The legislative framework should also look at ensuring that taxpayers are not paying for foreign visitors to attain free services within the public institutions; that the public sector is also certified so as not to be ousted from the medical campaign because of inferior care; that practitioners are bona fide in both public and private care; and that insurance frameworks are set up for institutions and practitioners. What is also significantly important for authorities to consider, especially in this age of terrorism, is that all best practises should be considered for the public and private health institutions to safeguard against exposure to unidentifiable bacteria or even bioterrorism.
Globally, destinations involved in medical tourism have implemented several solutions to ensure that the trend is sustained. For instance, South Korea has an institution dedicated 24 hour contact line with tourists about complaints, questions or any information that is for public care facilities. India, another popular destination for medical tourism have partnered with foreign insurance providers to allow visitors to access care at a lower price and with benefits.
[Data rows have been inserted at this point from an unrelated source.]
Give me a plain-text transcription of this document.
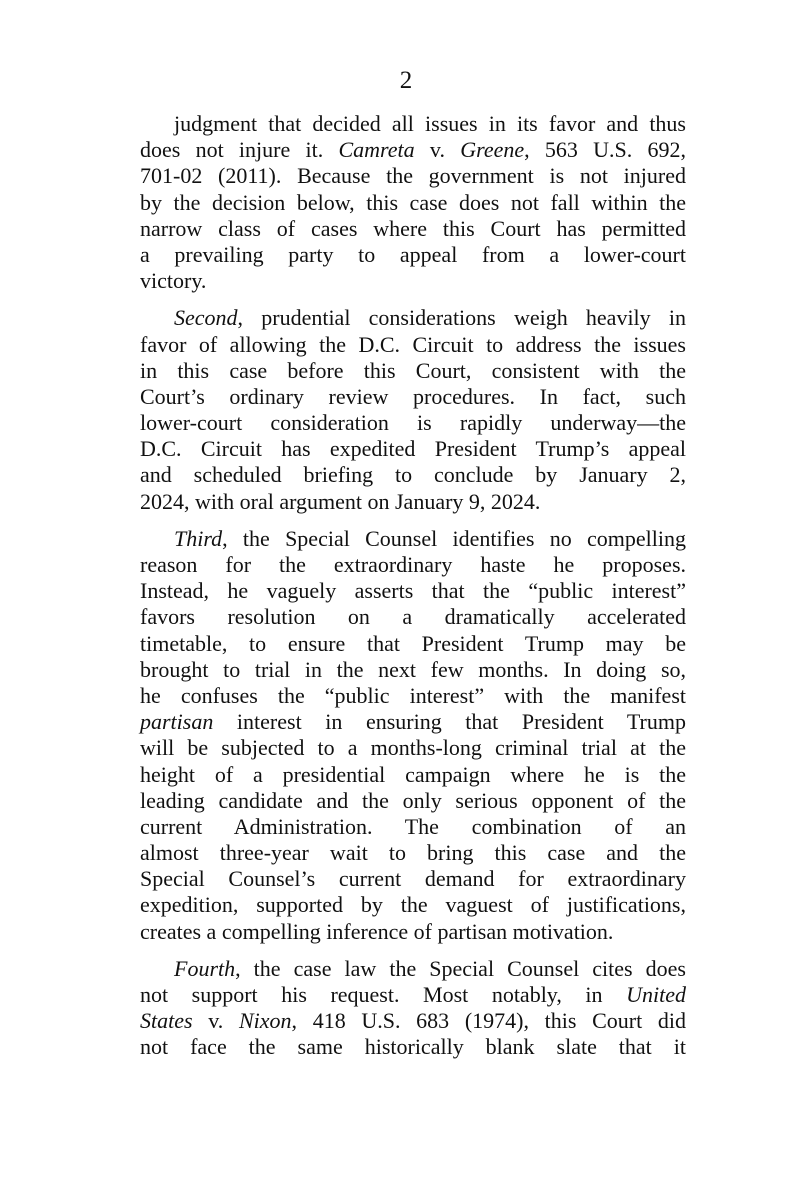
2
judgment that decided all issues in its favor and thus
does not injure it. Camreta v. Greene, 563 U.S. 692,
701-02 (2011). Because the government is not injured
by the decision below, this case does not fall within the
narrow class of cases where this Court has permitted
a prevailing party to appeal from a lower-court
victory.
Second, prudential considerations weigh heavily in
favor of allowing the D.C. Circuit to address the issues
in this case before this Court, consistent with the
Court’s ordinary review procedures. In fact, such
lower-court consideration is rapidly underway—the
D.C. Circuit has expedited President Trump’s appeal
and scheduled briefing to conclude by January 2,
2024, with oral argument on January 9, 2024.
Third, the Special Counsel identifies no compelling
reason for the extraordinary haste he proposes.
Instead, he vaguely asserts that the “public interest”
favors resolution on a dramatically accelerated
timetable, to ensure that President Trump may be
brought to trial in the next few months. In doing so,
he confuses the “public interest” with the manifest
partisan interest in ensuring that President Trump
will be subjected to a months-long criminal trial at the
height of a presidential campaign where he is the
leading candidate and the only serious opponent of the
current Administration. The combination of an
almost three-year wait to bring this case and the
Special Counsel’s current demand for extraordinary
expedition, supported by the vaguest of justifications,
creates a compelling inference of partisan motivation.
Fourth, the case law the Special Counsel cites does
not support his request. Most notably, in United
States v. Nixon, 418 U.S. 683 (1974), this Court did
not face the same historically blank slate that it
There are also investment incentive for foreign consultants to set up international firms in countries to compete with the public/private sector whilst providing specialised services to nationals and international visitors.
For T&T to differentiate its tourism product in the medical trend require a clear strategy by a partnered relationship of inter-ministerial Public/Private Health Care stakeholders and that of the Tourism authority to strategize on balancing the quality, efficiency, risk ,sustainability and innovation to effectively promote the islands. A spend on a campaign without a clear plan of action would equate to a loss of the taxpayer dollar and another tourism campaign that is botched! Having said that, what is your view: Is T&T ready to be the trend setter in medical tourism in the Caribbean?